The EU’s rig­or­ous erad­i­ca­tion plan was made and approved with numer­ous sci­en­tific con­sul­ta­tions. The plan would involve destroy­ing count­less more trees than those that are infected, which has led to wide­spread protests in Alicante.

Data from surveys of Xf cases in Alicante province

Razing all of the trees, both the healthy and the sick, is not the solu­tion, because we are no longer iso­lated cases,” Eladio Aniorte, the pres­i­dent of ASAJA Alicante, said. The infes­ta­tions have spread to three regions, and there is a high prob­a­bil­ity that new out­breaks will be announced soon.”

Aniorte and Ribes have both called on the Spanish gov­ern­ment to pub­lish the results of more than 7,000 test sam­ples it has taken in order for all those affected to know the true scope of the dis­ease.

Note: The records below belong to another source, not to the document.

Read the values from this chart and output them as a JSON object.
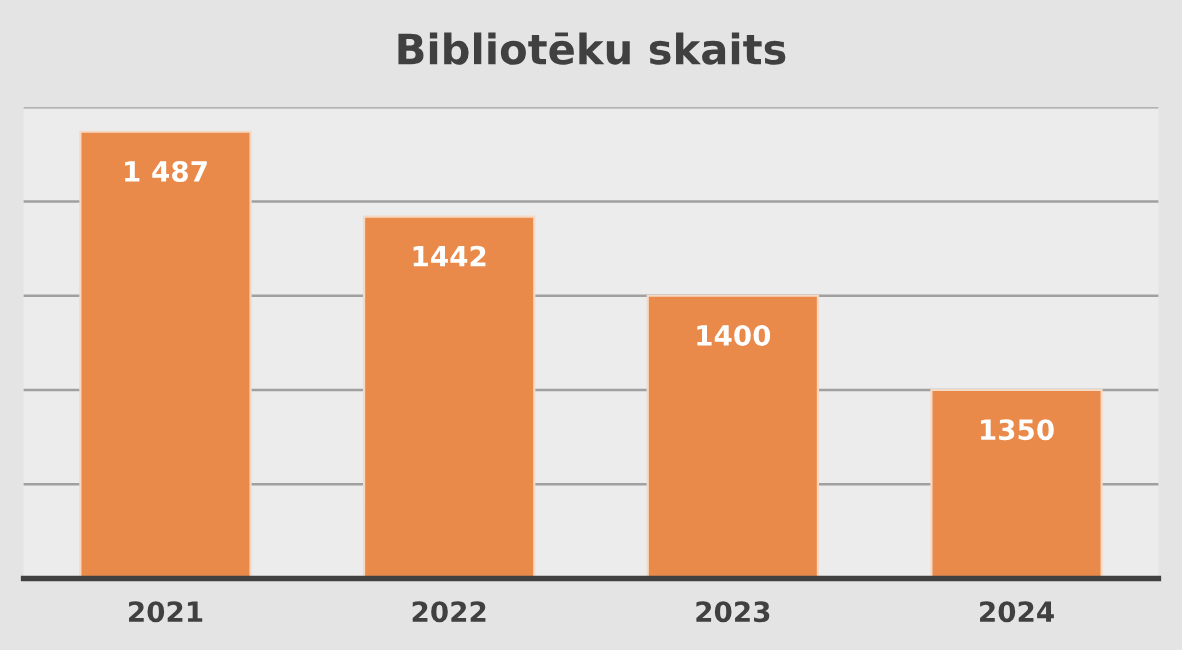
{
  "chart_data": {
    "type": "bar",
    "title": "Bibliotēku skaits",
    "categories": [
      "2021",
      "2022",
      "2023",
      "2024"
    ],
    "values": [
      1487,
      1442,
      1400,
      1350
    ],
    "value_labels": [
      "1 487",
      "1442",
      "1400",
      "1350"
    ],
    "color": "#e98a4b",
    "ylim": [
      1250,
      1500
    ],
    "yticks": [
      {
        "value": 1250,
        "label": null
      },
      {
        "value": 1300,
        "label": null
      },
      {
        "value": 1350,
        "label": null
      },
      {
        "value": 1400,
        "label": null
      },
      {
        "value": 1450,
        "label": null
      },
      {
        "value": 1500,
        "label": null
      }
    ],
    "grid": "y",
    "tick_labels": "x"
  }
}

Aniorte said a con­tain­ment plan could be equally effec­tive with­out incur­ring mas­sive dam­age to the region’s agri­cul­tural sec­tor. He also pointed out that Alicante is espe­cially impor­tant to Spanish agri­cul­ture since it receives more rain­fall than neigh­bor­ing com­mu­ni­ties, which also grow olives and almonds.

We can not under­stand why the Council does not work to bring to the Ministry and Brussels a con­tain­ment plan that replaces the erad­i­ca­tion plan,” he said. It’s an equally effec­tive pro­to­col to pre­vent the spread of the infes­ta­tions, but less aggres­sive with those affected and the ter­ri­tory.”

Xylella fas­tidiosa has plagued south­ern Italy for five years now, forc­ing the gov­ern­ment to cut down tens of thou­sands of olive trees. Farmers in Italy have protested and also ques­tion whether the EU’s method is effec­tive.

Back in Spain, farm­ers and min­is­ters are both con­cerned about the poten­tial for the con­tin­u­ing expan­sion of the dis­ease, even if they do not agree on how to stop it.